Wednesday, March 18, 2009

Catalyst - Part 2

I'm a little behind but here is my second Catalyst posting.

Recap: Catalyst is a change that takes place when two or more elements are brought together.

The second Catalyst that each of has in our lives is the Catalyst of Connection. It is our human nature to connect with people as well as God's desire for us (Gen. 2:18).

The benefits of connecting with other people is endless. Connections result in community that provides encouragement, support, love and relationships. Most of, connecting and community results in friendships that can last a lifetime and have a significant impact in one's life.

So how do we connect with people? There are four primary areas where we connect: public space, social space, personal space and intimate space. Each 'space' has characteristics but for me, I connect the best either in the personal or intimate space. I focus on being intentional with a friend, being a great listener and providing unbiased advice based upon the situation and advice being seeked. Many people are less comfortable in these situations however this is where my personality thrives. There is something about being intentional in relationships that seem to provide greater value and understanding for each other.

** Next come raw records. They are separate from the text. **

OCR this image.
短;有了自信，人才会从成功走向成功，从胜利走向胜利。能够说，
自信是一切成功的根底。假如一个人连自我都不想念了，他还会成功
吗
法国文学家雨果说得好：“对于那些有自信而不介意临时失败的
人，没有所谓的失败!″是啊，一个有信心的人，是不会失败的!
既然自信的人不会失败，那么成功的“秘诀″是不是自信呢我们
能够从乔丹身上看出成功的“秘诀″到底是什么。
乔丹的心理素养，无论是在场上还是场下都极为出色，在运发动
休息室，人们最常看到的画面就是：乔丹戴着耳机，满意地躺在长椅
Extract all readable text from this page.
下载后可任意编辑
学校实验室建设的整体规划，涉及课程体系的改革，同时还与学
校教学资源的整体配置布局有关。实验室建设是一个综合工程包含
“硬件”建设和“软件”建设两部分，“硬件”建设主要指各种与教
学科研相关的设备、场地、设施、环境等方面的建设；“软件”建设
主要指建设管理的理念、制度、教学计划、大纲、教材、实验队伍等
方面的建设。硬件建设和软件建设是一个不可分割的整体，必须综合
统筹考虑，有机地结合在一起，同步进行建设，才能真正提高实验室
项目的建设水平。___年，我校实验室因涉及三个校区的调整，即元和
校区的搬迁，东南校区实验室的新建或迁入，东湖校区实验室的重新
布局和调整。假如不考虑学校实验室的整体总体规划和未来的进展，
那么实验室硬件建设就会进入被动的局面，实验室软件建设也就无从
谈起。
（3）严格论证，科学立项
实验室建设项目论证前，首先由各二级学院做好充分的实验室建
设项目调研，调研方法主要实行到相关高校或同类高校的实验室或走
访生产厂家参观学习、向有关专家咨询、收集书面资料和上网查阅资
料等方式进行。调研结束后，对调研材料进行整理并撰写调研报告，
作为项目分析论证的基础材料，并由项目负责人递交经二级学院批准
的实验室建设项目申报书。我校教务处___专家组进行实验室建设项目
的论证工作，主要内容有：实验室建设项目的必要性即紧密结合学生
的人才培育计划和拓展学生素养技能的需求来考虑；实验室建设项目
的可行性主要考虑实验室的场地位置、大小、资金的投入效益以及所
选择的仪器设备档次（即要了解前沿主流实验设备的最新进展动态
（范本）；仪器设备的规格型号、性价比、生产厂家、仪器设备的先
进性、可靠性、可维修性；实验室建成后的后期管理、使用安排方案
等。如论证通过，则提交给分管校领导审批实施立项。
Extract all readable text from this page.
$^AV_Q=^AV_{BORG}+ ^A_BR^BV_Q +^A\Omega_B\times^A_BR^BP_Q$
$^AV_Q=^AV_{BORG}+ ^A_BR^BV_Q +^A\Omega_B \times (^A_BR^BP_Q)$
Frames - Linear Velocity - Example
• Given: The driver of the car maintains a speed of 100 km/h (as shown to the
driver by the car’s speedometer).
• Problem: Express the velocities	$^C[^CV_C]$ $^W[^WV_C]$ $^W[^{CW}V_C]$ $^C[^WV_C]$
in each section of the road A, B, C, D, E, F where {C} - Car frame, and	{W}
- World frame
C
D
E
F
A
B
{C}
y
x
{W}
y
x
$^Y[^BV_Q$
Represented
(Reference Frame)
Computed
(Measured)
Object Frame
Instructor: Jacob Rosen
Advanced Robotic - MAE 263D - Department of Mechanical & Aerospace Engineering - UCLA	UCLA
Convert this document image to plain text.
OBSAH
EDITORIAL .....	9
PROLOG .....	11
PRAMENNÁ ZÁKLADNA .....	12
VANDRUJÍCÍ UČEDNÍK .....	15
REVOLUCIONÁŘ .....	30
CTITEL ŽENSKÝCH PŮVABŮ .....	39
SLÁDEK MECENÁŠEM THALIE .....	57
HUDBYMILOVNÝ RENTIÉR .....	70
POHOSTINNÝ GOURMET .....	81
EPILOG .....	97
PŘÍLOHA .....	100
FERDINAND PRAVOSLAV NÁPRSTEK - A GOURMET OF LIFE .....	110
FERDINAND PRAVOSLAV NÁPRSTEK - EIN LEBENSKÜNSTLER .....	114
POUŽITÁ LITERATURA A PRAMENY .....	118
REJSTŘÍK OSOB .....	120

To establish this relationship, you must first connect with other people, create a community and then develop your relationship from there.

Things I'm pondering...
... Can you have too many catalyst's working in one's life?
... Can you reach a point where you have too much community that results in detraction from relationships?
... Friendships are amazing and are a great support.

1 comment:

Eric Wentz said...

Regarding your 2nd thing to ponder: Yes, you can 'have too much community that [it] results in detraction from relationships.' When we say this, it normally means one of the 4 spaces is out of balance.

I think it's awesome that God's wired you to enjoy personal space relationships so much. According to Rob's message though, we have to have relationships at all 4 levels and each level should have fewer members that the one before. When we leave that paradigm, we run into issues like having too many friends that you’re trying to keep up with and guilting ourselves because we aren’t a good enough friend.

By the way, I always look forward to your blog posts.